Is there a way for me to do this?


Thanks @mark-grover, this worked!

I did something like this:

SELECT id, item FROM my_table LATERAL VIEW explode(split(substr(items, 3, length(items) - 2), ',')) t1 AS item

to get:

101 231

101 234

101 119

101  12

102  13

102  89

102 121

In doing this I found out I'd like to do a little more. I'd like to also select the position that each item was in in the CSV. So I'd like the output to look like:

101 231 0

101 234 1

101 119 2

101  12 3

102  13 1

102  89 2

102 121 3

Any ideas here?

Edit again:

I came up with something for my followup question doing something like this:

SELECT id, item, find_in_set(item, substr(items, 3, length(items) - 2)) AS position
FROM my_table LATERAL VIEW explode(split(substr(items, 3, length(items) - 2), ',')) t1 AS item


You can do that use Hive UDFs. You would want to use the split UDF to split the string on commas to get an array and then use Lateral view along with explode UDTF to "explode" the contents of the array.

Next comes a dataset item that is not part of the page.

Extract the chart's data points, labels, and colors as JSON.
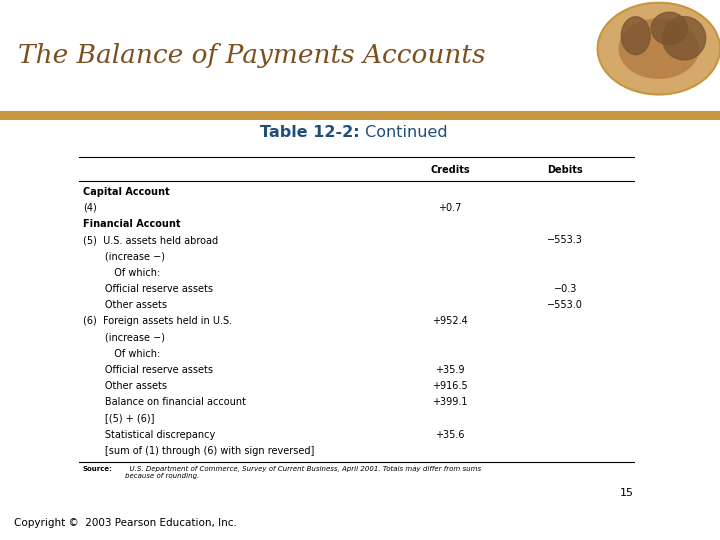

To answer your second question: This is what I can think of right now. There might be a better/easier/less hackier way to do it.

Create a UDF say split_extended that would return as a struct with 2 elements, first one being the actual contents of the array element, second one being the index. When you explode this the type of exploded column will be a struct. One of the entries of this struct would the actual element from the array, the other would be the index corresponding to the element.

If you think about it, we are augmenting split UDF to return 2 pieces of information - the element and the index. These are several ways of going about returning such information as a single object - structure is one of them, array being another (first element of the array being the actual element from the array, second element being the index). Another hackier way to return 2 pieces of information is to concat them with something (say a ':') that you know doesn't exist in your data so then you can have your UDF return '231:0', '234:0', '119:2', etc. and in the end instead of accessing them members of a struct, you can split the resulting string out based on ':' (using split UDF) to get the desired two pieces.

For creating your own UDF, you will be able to leverage most, if not all of split UDF code available here.